I have tried hog hunting during daylight with no luck after deer season. Trail cam photos show the hogs coming to my bait stations after 730pm. 

I put up two climbers and if have a W or NW wind I can pick them off. My question: How well does a greenlight work? They are not suppose to see it, but I understand they can sense the intensity.  Can you pick out the hog you want to shoot or should you shoot immediately?

Also, how does night hunting effect the hogs? I figure after I shoot one/two I will relocate the bait stations. 

I have dug several holes with post hole diggers, filled them with corn, sweet feed and kool-aid. This seems to really bring them in and last much longer.

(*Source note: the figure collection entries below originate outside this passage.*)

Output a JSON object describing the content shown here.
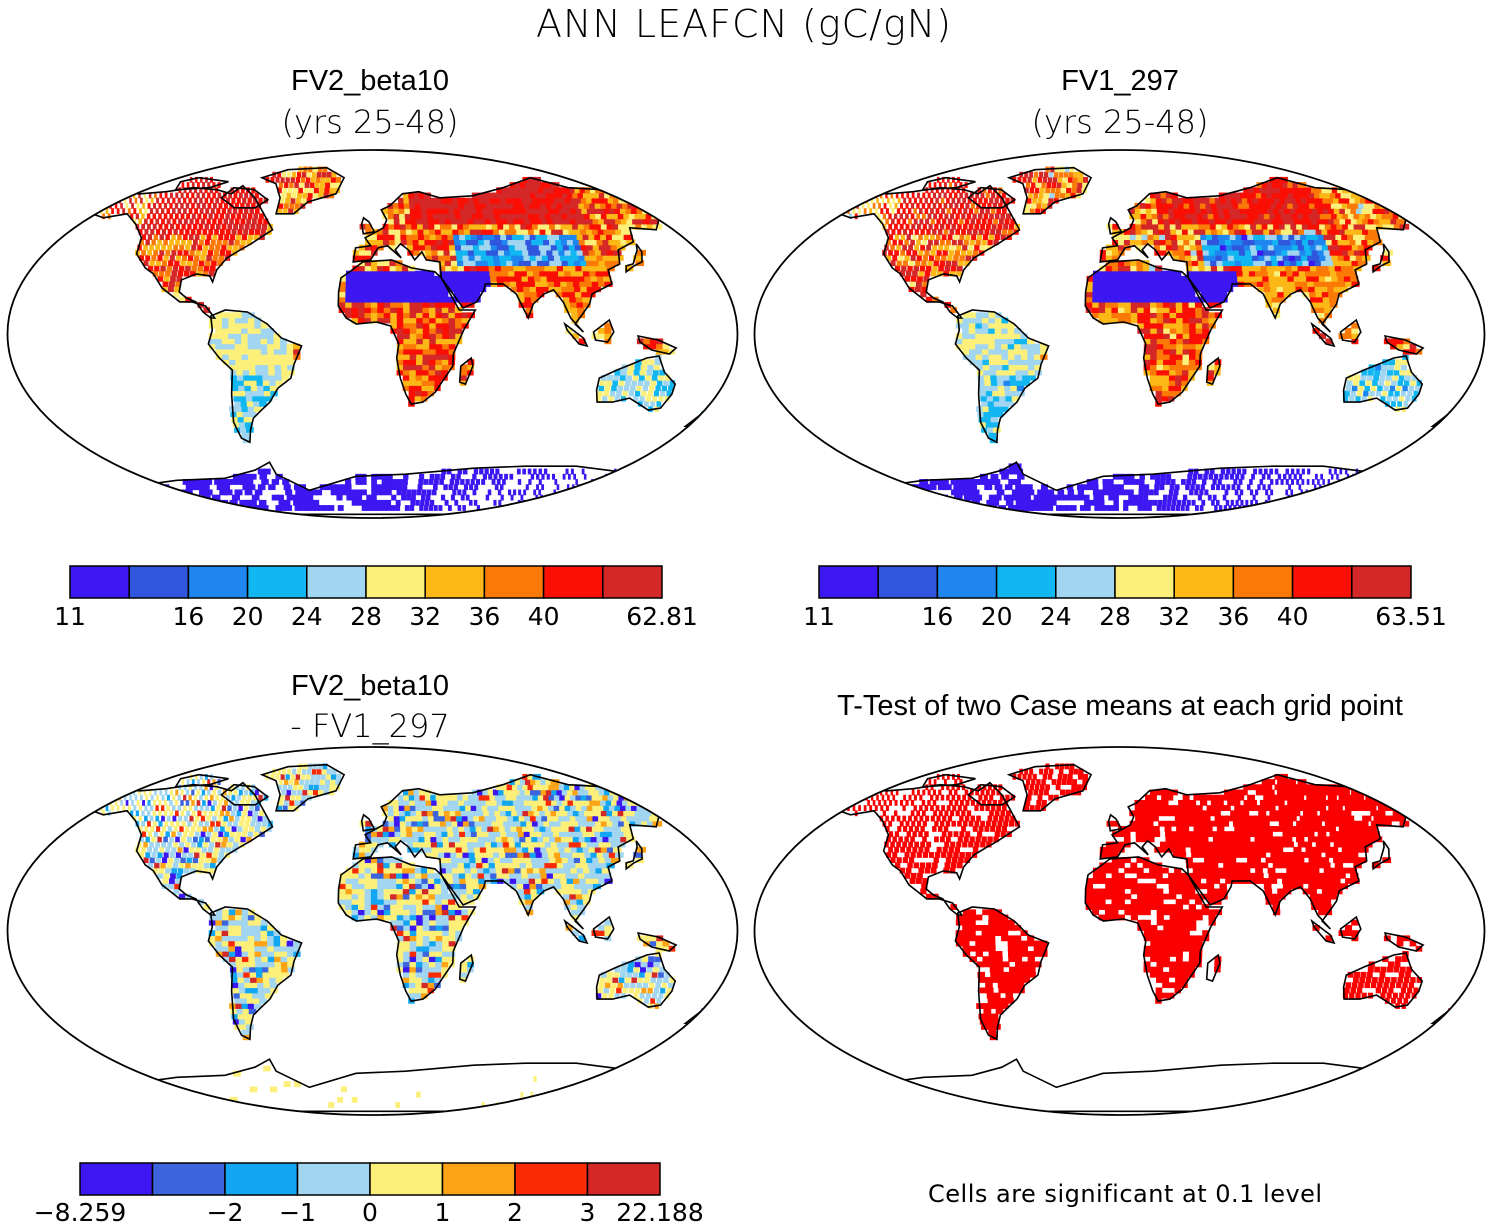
{
  "title": "ANN LEAFCN (gC/gN)",
  "panels": {
    "top_left": {
      "title": "FV2_beta10",
      "subtitle": "(yrs 25-48)"
    },
    "top_right": {
      "title": "FV1_297",
      "subtitle": "(yrs 25-48)"
    },
    "bottom_left": {
      "title": "FV2_beta10",
      "subtitle": "- FV1_297"
    },
    "bottom_right": {
      "title": "T-Test of two Case means at each grid point",
      "footnote": "Cells are significant at 0.1 level"
    }
  },
  "colorbars": {
    "top_left": {
      "colors": [
        "#3d17f2",
        "#2f56dc",
        "#1e86ee",
        "#12b7f2",
        "#a2d5ef",
        "#fcf07a",
        "#fcb816",
        "#fb7a07",
        "#fa0f04",
        "#d42828"
      ],
      "labels": [
        "11",
        "",
        "16",
        "20",
        "24",
        "28",
        "32",
        "36",
        "40",
        "",
        "62.81"
      ]
    },
    "top_right": {
      "colors": [
        "#3d17f2",
        "#2f56dc",
        "#1e86ee",
        "#12b7f2",
        "#a2d5ef",
        "#fcf07a",
        "#fcb816",
        "#fb7a07",
        "#fa0f04",
        "#d42828"
      ],
      "labels": [
        "11",
        "",
        "16",
        "20",
        "24",
        "28",
        "32",
        "36",
        "40",
        "",
        "63.51"
      ]
    },
    "bottom_left": {
      "colors": [
        "#3d17f2",
        "#3c64dc",
        "#12a6f2",
        "#a2d5ef",
        "#fcf07a",
        "#fca316",
        "#fa2a04",
        "#d42828"
      ],
      "labels": [
        "-8.259",
        "",
        "-2",
        "-1",
        "0",
        "1",
        "2",
        "3",
        "22.188"
      ]
    }
  },
  "chart_data": [
    {
      "type": "heatmap",
      "title": "FV2_beta10 (yrs 25-48)",
      "variable": "LEAFCN",
      "units": "gC/gN",
      "levels": [
        11,
        16,
        20,
        24,
        28,
        32,
        36,
        40,
        62.81
      ]
    },
    {
      "type": "heatmap",
      "title": "FV1_297 (yrs 25-48)",
      "variable": "LEAFCN",
      "units": "gC/gN",
      "levels": [
        11,
        16,
        20,
        24,
        28,
        32,
        36,
        40,
        63.51
      ]
    },
    {
      "type": "heatmap",
      "title": "FV2_beta10 - FV1_297",
      "variable": "LEAFCN difference",
      "units": "gC/gN",
      "levels": [
        -8.259,
        -2,
        -1,
        0,
        1,
        2,
        3,
        22.188
      ]
    },
    {
      "type": "heatmap",
      "title": "T-Test of two Case means at each grid point",
      "significance_level": 0.1,
      "significant_color": "#fa0000"
    }
  ]
}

I just need to connect now with the AR!


----------



## kedo (Feb 5, 2016)

^ x2


----------



## GT Whitetail (Feb 5, 2016)

My wife killed a 225lb boar hog at 1 AM. I woke her up and held the green light on him for her to shoot. He nvr knew we were there. You should be able to hear them pretty good when they get to the bait - light em up with green light and have time to pick one out.
Good luck


----------



## dm/wolfskin (Feb 5, 2016)

Green lights work but you still have to play the wind. Now I don't know if all green lights are equal. Also on full moons they seen to spook more but I'm on the ground stalking instead of being in a blind or up in a tree. At the end of this video you see them take off. They got down wind of me. The boar may a mistake of stopping.


----------



## Samoset (Feb 5, 2016)

dm/wolfskin said:


> Green lights work but you still have to play the wind. Now I don't know if all green lights are equal. Also on full moons they seen to spook more but I'm on the ground stalking instead of being in a blind or up in a tree. At the end of this video you see them take off. They got down wind of me. The boar may a mistake of stopping.



^nice^


----------



## bfriendly (Feb 6, 2016)

flynlow said:


> Green light works fine. So does red. Heck, even white lights work as long as it's not real bright and you don't shine direct light on them...keep the main beam of light high or low so you can still see them. You can also hang those cheap solar powered sidewalk type lights near your feeder. They work really good and give off just enough light to see them.
> As for when to shoot...depends on if they are skiddish. You will know based on the situation. I have seen them come in slow and cautious and you take the shot when you get it or I have seen them come in like a marching band with no care and then you pick out which one you want to start with.
> I would leave the bait where it is. They will get used to it there and come back. Good luck.



X3 this^^^^^^^ No Maintenance once you get them hung. and they should work perfect. If you want to colo them, just get some colored plastic and wrap them....Cant wait to see you get on some


----------



## thumper523 (Feb 8, 2016)

*Green Light*

I put this one up, It's a $18 Lowe's motion sensor with (3) AA batteries. I put a green cover over lens and it works great. My hogs come in around 7:30 and never had one spooked. Just put it high enough where it doesn't directly shine on them but lights the area up. I also put a blind SE of feeder about 30 yards away.


----------



## bgdeer (Feb 10, 2016)

Just build this and forget about the light and spooking the hogs.
http://nightvisionforumuk.com/viewtopic.php?f=29&t=13683&p=119804#p119804
I used it this pass weekend and killed 4 hogs from 20lbs-210lbs and they never even knew I was there.


----------



## armystrong20 (Mar 22, 2016)

i shot a 302lb boar 20 yards from me with the green light about 4 weeks ago got some more we are after the green light works real well never knew we was there


----------